Imagen: clarin colombia
Luiz Inácio Lula da Silva mueve una ficha social clave en plena campaña: quiere terminar con la jornada laboral 6x1 en Brasil sin tocar los salarios. La apuesta mezcla alivio para los trabajadores con cálculo político a días de la primera vuelta electoral del 4 de octubre.

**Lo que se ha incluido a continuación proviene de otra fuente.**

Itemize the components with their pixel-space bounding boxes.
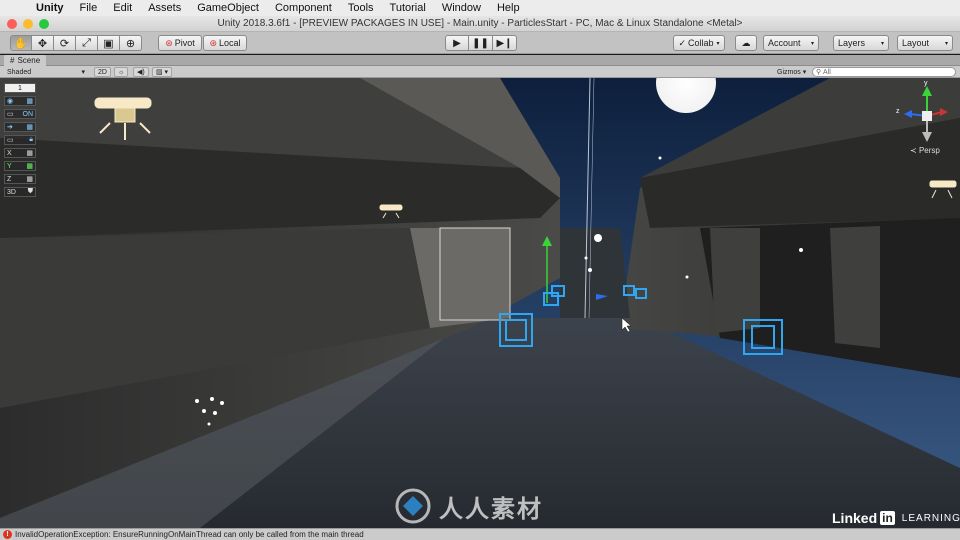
rotate-tool-icon[interactable]: ⟳: [54, 35, 76, 51]
menu-assets[interactable]: Assets: [140, 2, 189, 14]
snap-icon: ▭: [7, 111, 14, 118]
search-icon: ⚲: [816, 69, 822, 76]
scene-search-input[interactable]: ⚲ All: [812, 67, 956, 77]
box-icon: ▭: [7, 137, 14, 144]
cloud-button[interactable]: ☁: [735, 35, 757, 51]
gizmos-dropdown[interactable]: Gizmos ▾: [774, 67, 809, 77]
visibility-toggle[interactable]: ◉ ▦: [4, 96, 36, 106]
projection-label[interactable]: ≺ Persp: [910, 146, 940, 155]
layout-dropdown[interactable]: Layout ▾: [897, 35, 953, 51]
local-icon: ⊛: [209, 37, 218, 48]
console-status-bar[interactable]: ! InvalidOperationException: EnsureRunni…: [0, 528, 960, 540]
mac-menu-bar: Unity File Edit Assets GameObject Compon…: [0, 0, 960, 16]
hand-tool-icon[interactable]: ✋: [10, 35, 32, 51]
arrow-right-icon: ➔: [7, 124, 13, 131]
grid-icon: ▦: [26, 124, 33, 131]
account-dropdown[interactable]: Account ▾: [763, 35, 819, 51]
2d-toggle[interactable]: 2D: [94, 67, 111, 77]
cloud-icon: ☁: [741, 37, 751, 48]
pivot-toggle[interactable]: ⊛ Pivot: [158, 35, 202, 51]
axis-x-toggle[interactable]: X ▦: [4, 148, 36, 158]
scene-viewport[interactable]: 1 ◉ ▦ ▭ ON ➔ ▦ ▭ 🔒︎ X ▦ Y ▦ Z ▦ 3D ⛊ y z…: [0, 78, 960, 528]
play-button[interactable]: ▶: [445, 35, 469, 51]
step-button[interactable]: ▶❙: [493, 35, 517, 51]
main-toolbar: ✋ ✥ ⟳ ⤢ ▣ ⊕ ⊛ Pivot ⊛ Local ▶ ❚❚ ▶❙ ✓ Co…: [0, 32, 960, 54]
linkedin-learning-logo: Linked in LEARNING: [832, 510, 960, 526]
chevron-down-icon: ▾: [944, 40, 948, 47]
window-title-bar: Unity 2018.3.6f1 - [PREVIEW PACKAGES IN …: [0, 16, 960, 32]
chevron-down-icon: ▾: [810, 40, 814, 47]
collab-check-icon: ✓: [678, 37, 686, 48]
lock-icon: 🔒︎: [29, 136, 33, 143]
tab-scene[interactable]: # Scene: [4, 55, 47, 66]
menu-tools[interactable]: Tools: [340, 2, 382, 14]
collab-dropdown[interactable]: ✓ Collab ▾: [673, 35, 725, 51]
grid-icon: ▦: [26, 98, 33, 105]
menu-unity[interactable]: Unity: [28, 2, 72, 14]
local-toggle[interactable]: ⊛ Local: [203, 35, 247, 51]
grid-icon: ▦: [26, 150, 33, 157]
move-tool-icon[interactable]: ✥: [32, 35, 54, 51]
gizmo-z-label: z: [896, 108, 900, 115]
eye-icon: ◉: [7, 98, 14, 105]
pivot-icon: ⊛: [165, 37, 173, 48]
lock-toggle[interactable]: ▭ 🔒︎: [4, 135, 36, 145]
chevron-down-icon: ▾: [81, 69, 85, 76]
menu-edit[interactable]: Edit: [105, 2, 140, 14]
watermark-logo: 人人素材: [395, 488, 585, 524]
watermark-emblem-icon: [395, 488, 431, 524]
chevron-down-icon: ▾: [880, 40, 884, 47]
scale-tool-icon[interactable]: ⤢: [76, 35, 98, 51]
gizmo-y-label: y: [924, 80, 928, 87]
orient-toggle[interactable]: ➔ ▦: [4, 122, 36, 132]
chevron-down-icon: ▾: [716, 40, 720, 47]
scene-tab-icon: #: [10, 56, 15, 65]
orientation-gizmo[interactable]: y z ≺ Persp: [896, 80, 952, 155]
shield-icon: ⛊: [27, 188, 33, 195]
scene-tab-strip: # Scene: [0, 55, 960, 66]
persp-arrow-icon: ≺: [910, 146, 917, 155]
effects-dropdown[interactable]: ▨ ▾: [152, 67, 173, 77]
axis-gizmo-icon: [904, 86, 948, 142]
selection-count: 1: [4, 83, 36, 93]
shading-mode-dropdown[interactable]: Shaded ▾: [4, 67, 88, 77]
3d-toggle[interactable]: 3D ⛊: [4, 187, 36, 197]
grid-icon: ▦: [26, 163, 33, 170]
menu-window[interactable]: Window: [434, 2, 489, 14]
axis-z-toggle[interactable]: Z ▦: [4, 174, 36, 184]
pause-button[interactable]: ❚❚: [469, 35, 493, 51]
status-message: InvalidOperationException: EnsureRunning…: [15, 530, 364, 539]
rect-tool-icon[interactable]: ▣: [98, 35, 120, 51]
sun-icon: ☼: [118, 68, 125, 76]
playback-controls: ▶ ❚❚ ▶❙: [445, 35, 517, 51]
window-title: Unity 2018.3.6f1 - [PREVIEW PACKAGES IN …: [217, 18, 743, 29]
snap-toggle[interactable]: ▭ ON: [4, 109, 36, 119]
axis-y-toggle[interactable]: Y ▦: [4, 161, 36, 171]
watermark-text: 人人素材: [439, 495, 543, 523]
scene-render: [0, 78, 960, 528]
menu-gameobject[interactable]: GameObject: [189, 2, 267, 14]
scene-toolbar: Shaded ▾ 2D ☼ ◀) ▨ ▾ Gizmos ▾ ⚲ All: [0, 66, 960, 78]
transform-tools: ✋ ✥ ⟳ ⤢ ▣ ⊕: [10, 35, 142, 51]
scene-overlay-panel: 1 ◉ ▦ ▭ ON ➔ ▦ ▭ 🔒︎ X ▦ Y ▦ Z ▦ 3D ⛊: [4, 83, 38, 200]
error-icon: !: [3, 530, 12, 539]
lighting-toggle[interactable]: ☼: [114, 67, 129, 77]
grid-icon: ▦: [26, 176, 33, 183]
menu-tutorial[interactable]: Tutorial: [382, 2, 434, 14]
menu-help[interactable]: Help: [489, 2, 528, 14]
speaker-icon: ◀): [137, 69, 145, 76]
image-icon: ▨ ▾: [156, 69, 169, 76]
audio-toggle[interactable]: ◀): [133, 67, 149, 77]
layers-dropdown[interactable]: Layers ▾: [833, 35, 889, 51]
transform-tool-icon[interactable]: ⊕: [120, 35, 142, 51]
menu-component[interactable]: Component: [267, 2, 340, 14]
menu-file[interactable]: File: [72, 2, 106, 14]
chevron-down-icon: ▾: [802, 69, 807, 76]
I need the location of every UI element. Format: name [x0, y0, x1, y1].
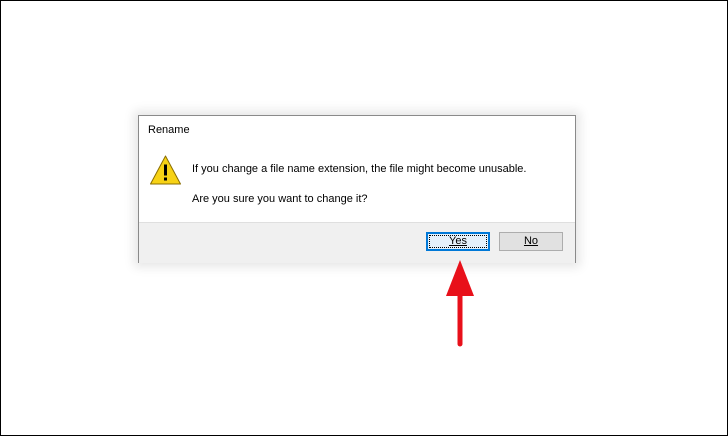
confirm-question: Are you sure you want to change it? — [192, 193, 368, 205]
dialog-title-bar[interactable]: Rename — [139, 116, 575, 144]
dialog-content: If you change a file name extension, the… — [139, 144, 575, 222]
yes-button[interactable]: Yes — [426, 232, 490, 251]
warning-icon — [150, 155, 181, 185]
dialog-title: Rename — [148, 124, 190, 136]
no-button-label: No — [523, 235, 539, 247]
yes-button-label: Yes — [449, 235, 467, 247]
no-button[interactable]: No — [499, 232, 563, 251]
warning-message: If you change a file name extension, the… — [192, 163, 527, 175]
red-arrow-icon — [446, 260, 474, 347]
rename-dialog: Rename If you change a file name extensi… — [138, 115, 576, 263]
dialog-button-bar: Yes No — [139, 222, 575, 263]
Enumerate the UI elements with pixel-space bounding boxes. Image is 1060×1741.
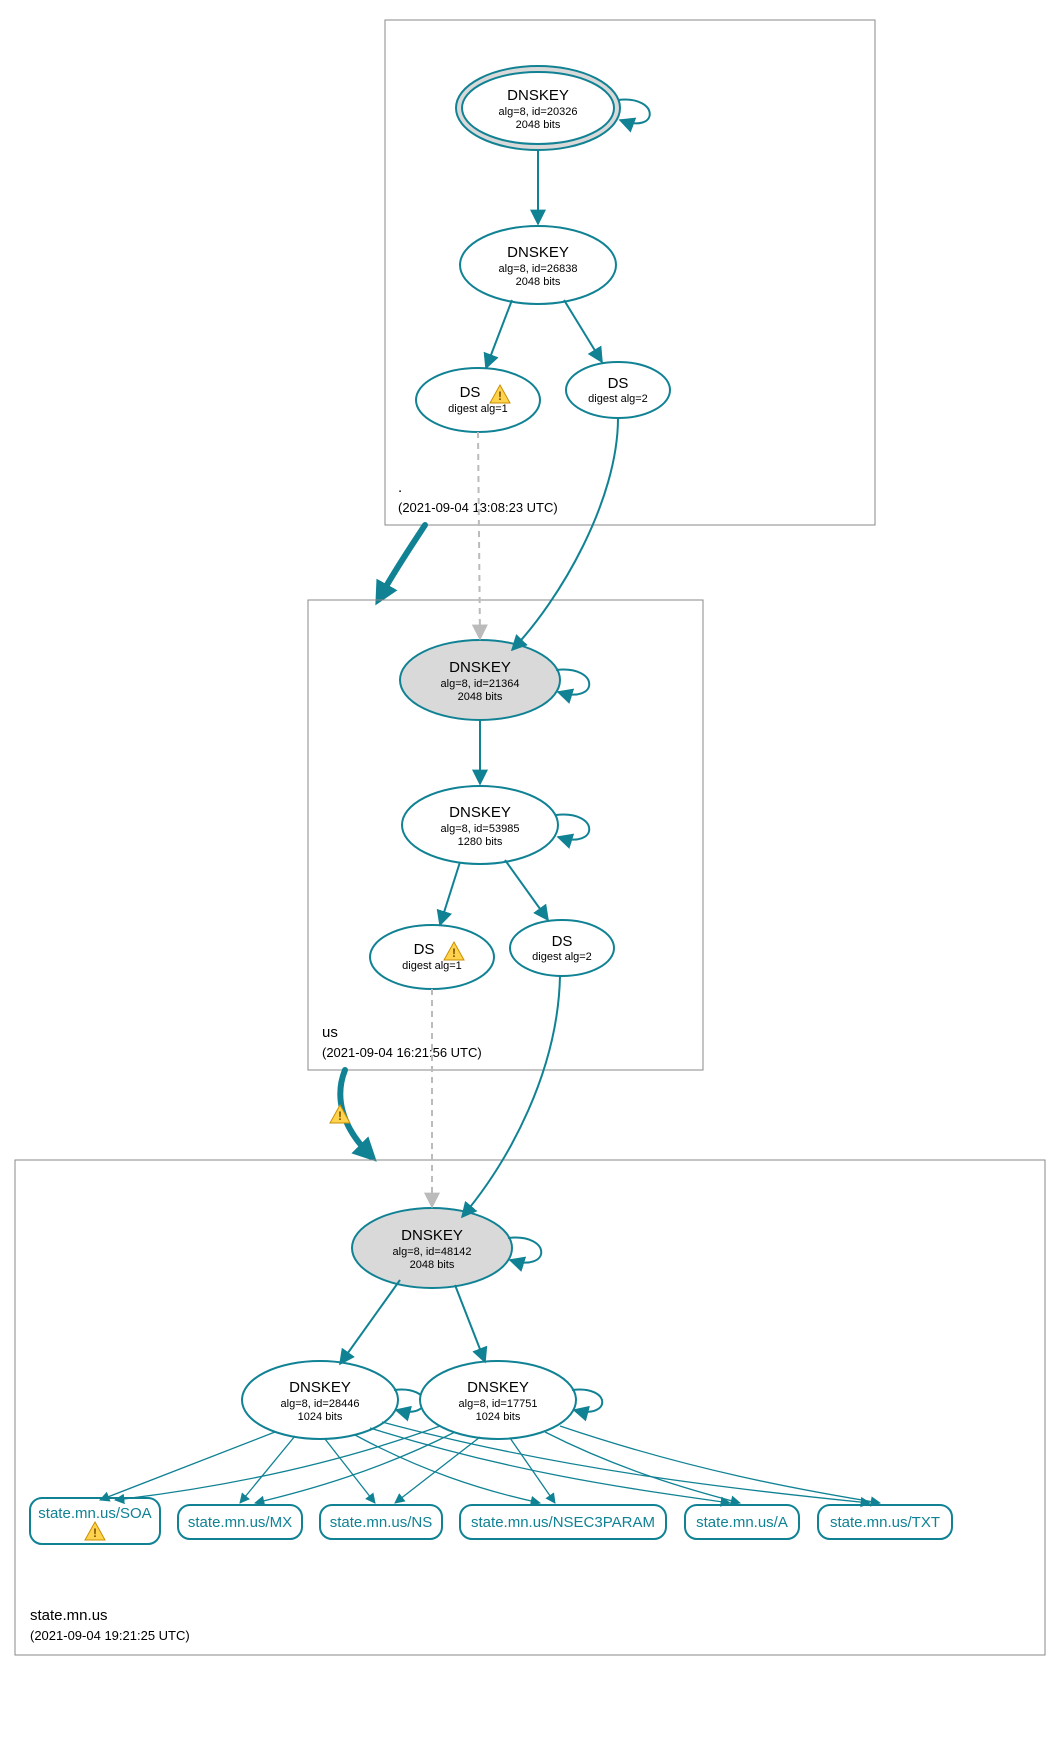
svg-text:alg=8, id=21364: alg=8, id=21364 [441, 678, 520, 690]
zone-statemnus-ts: (2021-09-04 19:21:25 UTC) [30, 1628, 190, 1643]
warning-icon: ! [330, 1105, 350, 1123]
zone-statemnus: state.mn.us (2021-09-04 19:21:25 UTC) DN… [15, 976, 1045, 1655]
node-root-ds2: DS digest alg=2 [566, 362, 670, 418]
svg-text:!: ! [93, 1526, 97, 1540]
zone-us-ts: (2021-09-04 16:21:56 UTC) [322, 1045, 482, 1060]
svg-text:DS: DS [608, 375, 629, 392]
zone-us-name: us [322, 1024, 338, 1041]
svg-text:DNSKEY: DNSKEY [449, 659, 511, 676]
svg-text:state.mn.us/NS: state.mn.us/NS [330, 1514, 433, 1531]
svg-text:2048 bits: 2048 bits [516, 119, 561, 131]
edge-root-ds2-us-ksk [512, 418, 618, 650]
node-us-zsk: DNSKEY alg=8, id=53985 1280 bits [402, 786, 558, 864]
svg-text:state.mn.us/MX: state.mn.us/MX [188, 1514, 292, 1531]
svg-text:state.mn.us/TXT: state.mn.us/TXT [830, 1514, 940, 1531]
rrset-soa: state.mn.us/SOA ! [30, 1498, 160, 1544]
edge-root-zsk-ds2 [564, 300, 602, 362]
edge-mn-ksk-zsk2 [455, 1285, 485, 1362]
svg-text:state.mn.us/SOA: state.mn.us/SOA [38, 1505, 151, 1522]
svg-text:digest alg=1: digest alg=1 [402, 960, 462, 972]
edge-mn-ksk-self [508, 1238, 541, 1263]
svg-text:2048 bits: 2048 bits [410, 1259, 455, 1271]
delegation-us-statemnus [340, 1070, 370, 1155]
edge-us-zsk-ds1 [440, 862, 460, 925]
svg-text:DNSKEY: DNSKEY [467, 1379, 529, 1396]
rrset-ns: state.mn.us/NS [320, 1505, 442, 1539]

La campaña electoral en Brasil entró en una zona sensible con una jugada que puede redefinir el debate social de las próximas semanas: el oficialismo de Luiz Inácio Lula da Silva impulsa un proyecto para eliminar la jornada laboral 6x1, es decir, el esquema que obliga a trabajar seis días y descansar uno, sin recortar el salario. La iniciativa, que ya circula como una bandera de alto impacto político y sindical, aparece en un momento en el que cada gesto del gobierno también se lee como una señal hacia las urnas.
De acuerdo con lo informado por clarin colombia, el plan del oficialismo busca abrir camino a un nuevo modelo de organización del trabajo en Brasil, con la promesa de dar más descanso a millones de empleados sin afectar sus ingresos. La propuesta no es menor: toca una de las formas más extendidas de explotación de tiempo laboral en sectores como comercio, servicios y atención al público, donde el 6x1 suele ser la regla silenciosa que sostiene jornadas largas, fatiga acumulada y poco margen para la vida familiar. En términos políticos, Lula intenta volver a conectarse con la agenda de derechos laborales que históricamente fortaleció al Partido de los Trabajadores.
El contexto explica por qué esta discusión aparece ahora. Brasil vota en primera vuelta el 4 de octubre y el gobierno necesita mostrar iniciativa en temas que hablen directamente al bolsillo y al cansancio cotidiano de la población. En ese escenario, la reducción de jornada sin pérdida salarial funciona como una promesa potente: no solo plantea una mejora concreta en la calidad de vida, sino que también instala la idea de que el Estado puede intervenir para equilibrar una relación laboral que, en la práctica, suele favorecer al empleador. Para los trabajadores de menores ingresos, cada día de descanso adicional puede significar más tiempo para estudiar, cuidar hijos, buscar otro empleo o simplemente recuperar salud física y mental.
Más allá de la coyuntura electoral, el debate refleja una tensión de fondo que atraviesa a Brasil y a buena parte de América Latina: cómo modernizar el mercado laboral sin trasladar el ajuste a la fuerza de trabajo. Si la propuesta avanza, el oficialismo obtendrá un triunfo simbólico y, posiblemente, una herramienta de campaña eficaz; si se empantana, quedará expuesta la dificultad de convertir un discurso de derechos en reformas concretas. En cualquier caso, el movimiento de Lula deja claro que la disputa electoral brasileña no solo se juega en los debates presidenciales, sino también en la definición de cómo y cuánto debe trabajar la gente para vivir.